Andrew Horne was born in County Galway in 1856, attended Clongowes Wood College for five years, studied medicine at the Carmichael School of Medicine in Dublin, was licensed by the Royal College of Surgeons in 1877, specialized in obstetrics while working at St. Vincent's and the Mater hospitals, became the assistant Master at the Rotunda Hospital on Rutland (now Parnell) Square, moved to the new NMH in Holles Street as Joint Master in 1894, and later was appointed sole Master. He became a member of the Royal College of Physicians of Ireland in 1881, served as its Vice President from 1894 to 1896 and as President from 1908 to 1910, and was knighted by King Edward in 1913. (The RCPI acquired its present title in 1890. Before that, it was known as the King and Queen's College of Physicians in Ireland, as the initials in Oxen indicate.)
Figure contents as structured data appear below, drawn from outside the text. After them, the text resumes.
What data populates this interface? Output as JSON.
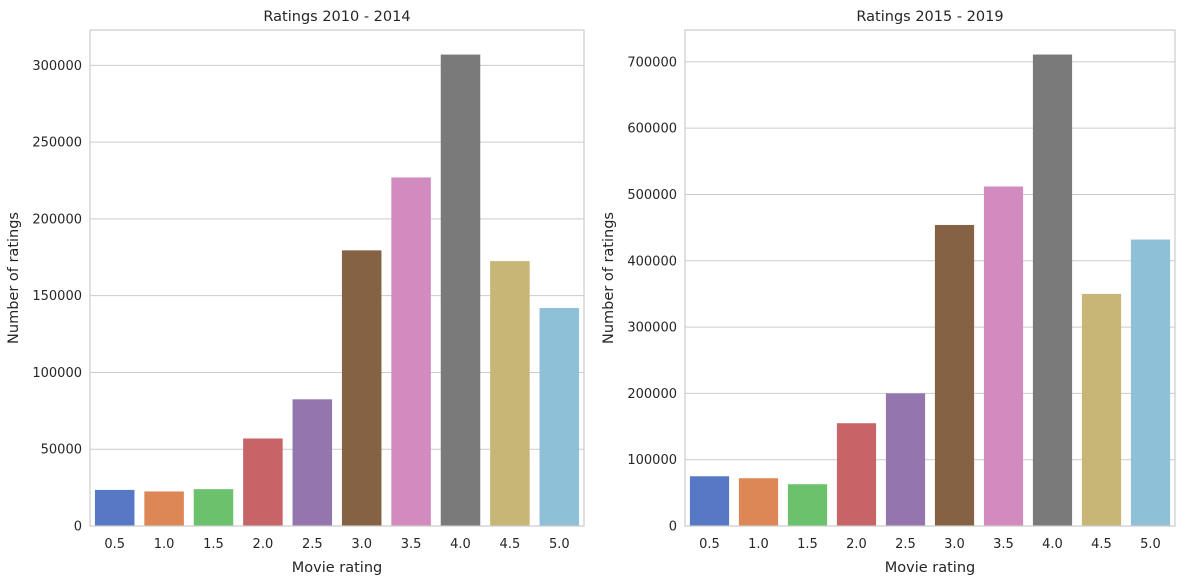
{
  "chart_data": [
    {
      "type": "bar",
      "title": "Ratings 2010 - 2014",
      "xlabel": "Movie rating",
      "ylabel": "Number of ratings",
      "categories": [
        "0.5",
        "1.0",
        "1.5",
        "2.0",
        "2.5",
        "3.0",
        "3.5",
        "4.0",
        "4.5",
        "5.0"
      ],
      "values": [
        23500,
        22500,
        24000,
        57000,
        82500,
        179500,
        227000,
        307000,
        172500,
        142000
      ],
      "yticks": [
        0,
        50000,
        100000,
        150000,
        200000,
        250000,
        300000
      ],
      "ytick_labels": [
        "0",
        "50000",
        "100000",
        "150000",
        "200000",
        "250000",
        "300000"
      ],
      "ylim": [
        0,
        323000
      ],
      "grid": "y"
    },
    {
      "type": "bar",
      "title": "Ratings 2015 - 2019",
      "xlabel": "Movie rating",
      "ylabel": "Number of ratings",
      "categories": [
        "0.5",
        "1.0",
        "1.5",
        "2.0",
        "2.5",
        "3.0",
        "3.5",
        "4.0",
        "4.5",
        "5.0"
      ],
      "values": [
        75000,
        72000,
        63000,
        155000,
        200000,
        454000,
        512000,
        711000,
        350000,
        432000
      ],
      "yticks": [
        0,
        100000,
        200000,
        300000,
        400000,
        500000,
        600000,
        700000
      ],
      "ytick_labels": [
        "0",
        "100000",
        "200000",
        "300000",
        "400000",
        "500000",
        "600000",
        "700000"
      ],
      "ylim": [
        0,
        748000
      ],
      "grid": "y"
    }
  ],
  "palette": [
    "#5778c4",
    "#dd8656",
    "#6cc16c",
    "#c76467",
    "#9575ae",
    "#866244",
    "#d28bbf",
    "#7a7a7a",
    "#c8b676",
    "#8ec0d8"
  ]
}
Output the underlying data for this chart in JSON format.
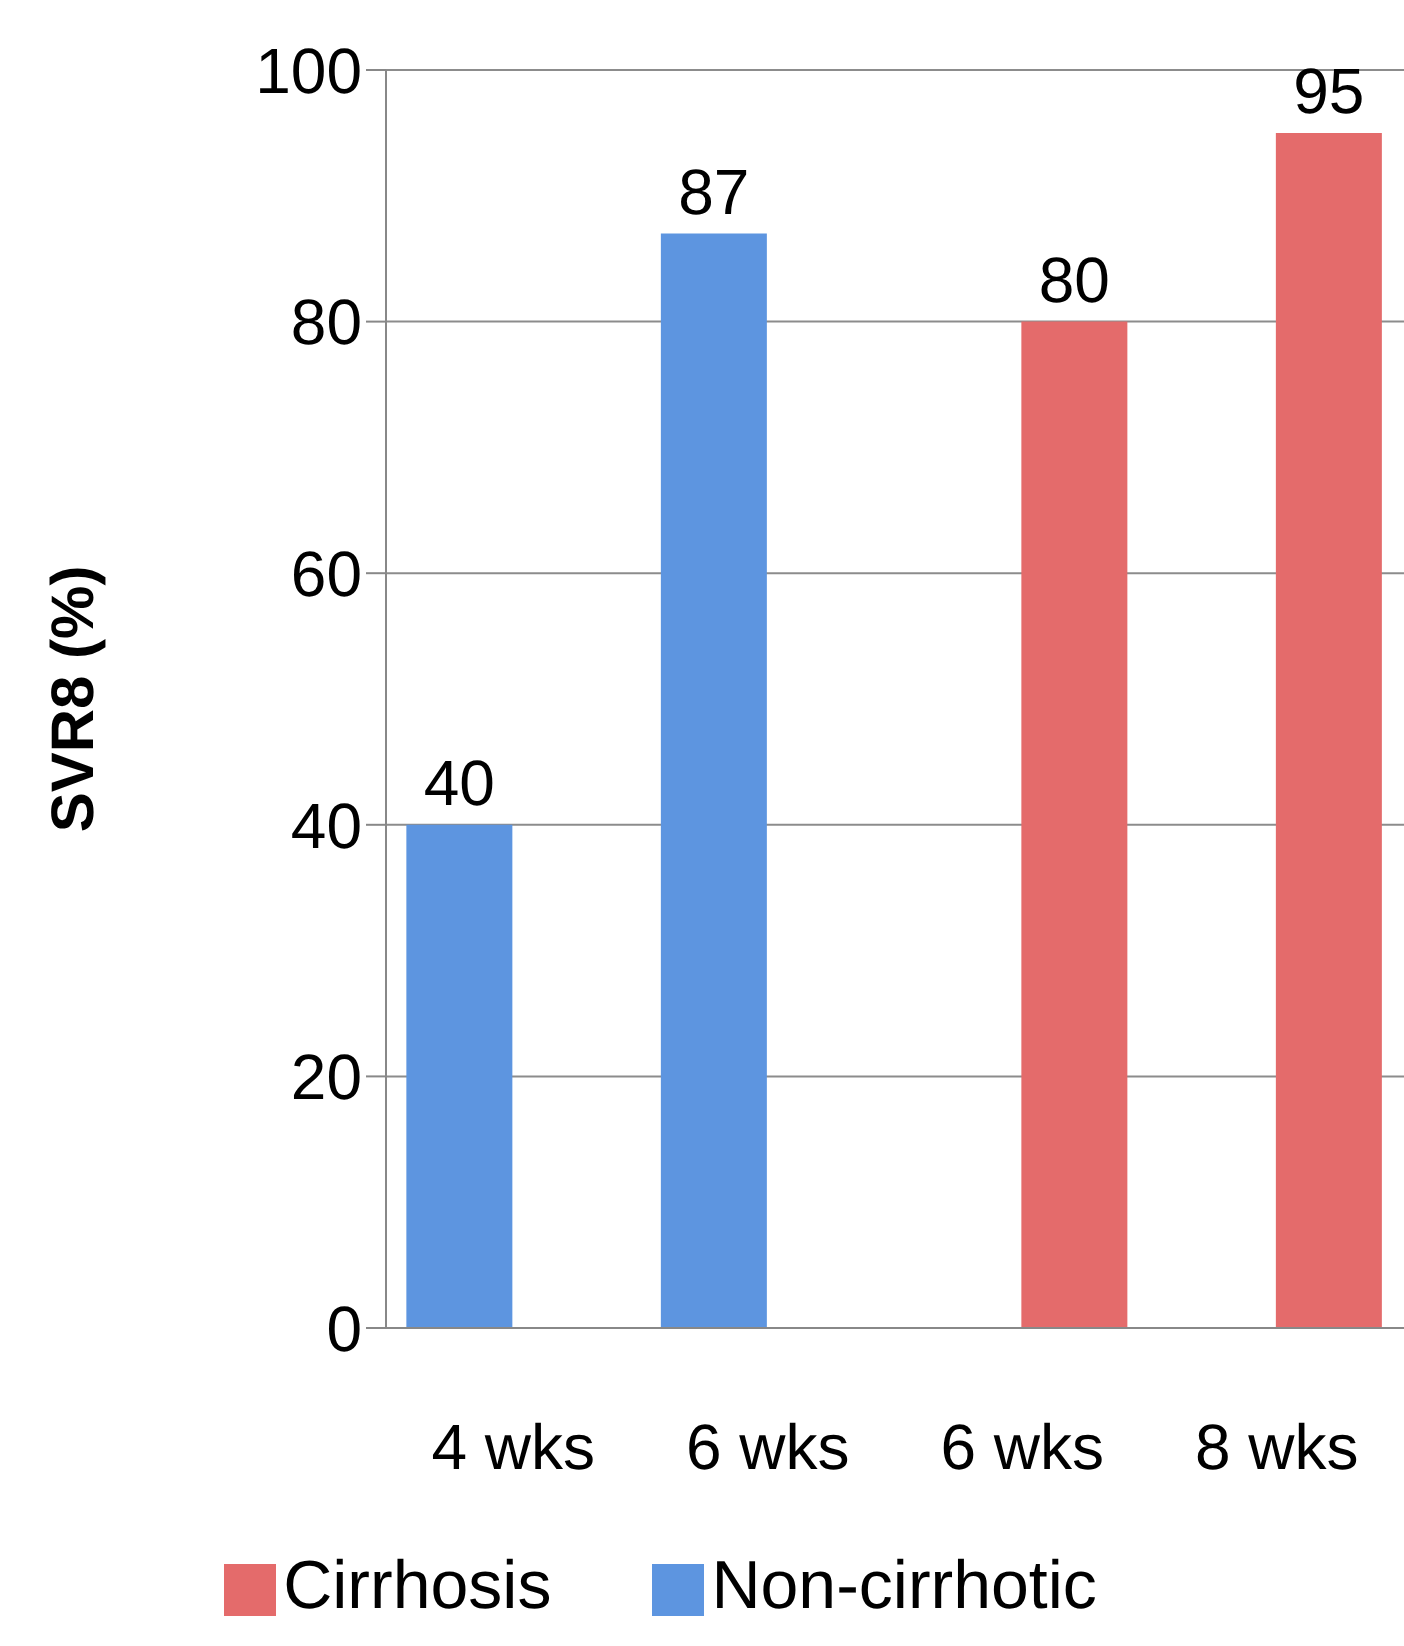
{
  "chart_data": {
    "type": "bar",
    "ylabel": "SVR8 (%)",
    "categories": [
      "4 wks",
      "6 wks",
      "6 wks",
      "8 wks"
    ],
    "series": [
      {
        "name": "Non-cirrhotic",
        "color": "#5d95e0",
        "values": [
          40,
          87,
          null,
          null
        ]
      },
      {
        "name": "Cirrhosis",
        "color": "#e46b6b",
        "values": [
          null,
          null,
          80,
          95
        ]
      }
    ],
    "ylim": [
      0,
      100
    ],
    "yticks": [
      0,
      20,
      40,
      60,
      80,
      100
    ],
    "grid": "y",
    "legend": "bottom",
    "data_labels": true
  }
}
Fully 17 times, Oxen of the Sun links the name of this accomplished obstetrician with the hospital in which he served, turning a national institution into a personal domain: "Horne's house," "Horne's Hall," "the house of Horne," "the high hall of Horne's house," "Horne's." It appears, however, that the admiration that Joyce felt for Doctor Horne did not run in the reverse direction. According to a 14 June 2013 post by Harriet Wheelock on the RCPI Heritage Centre Blog site, Horne never had a copy of Ulysses in his house, and Horne's family recalls that he "turned Joyce out of the Maternity Hospital in 1904, when Joyce was a student, for an offensive remark about 'the poor breeding like rabbits.'" The truth of the remark, Wheelock notes, has not been authenticated.

JH 2018
Photographic portrait of Dr. Horne in his ceremonial garb as President of the Royal College of Physicians of Ireland. Source: Harriet Wheelock, "Sir Andrew John Horne," a publication of the RCPI (April 2012).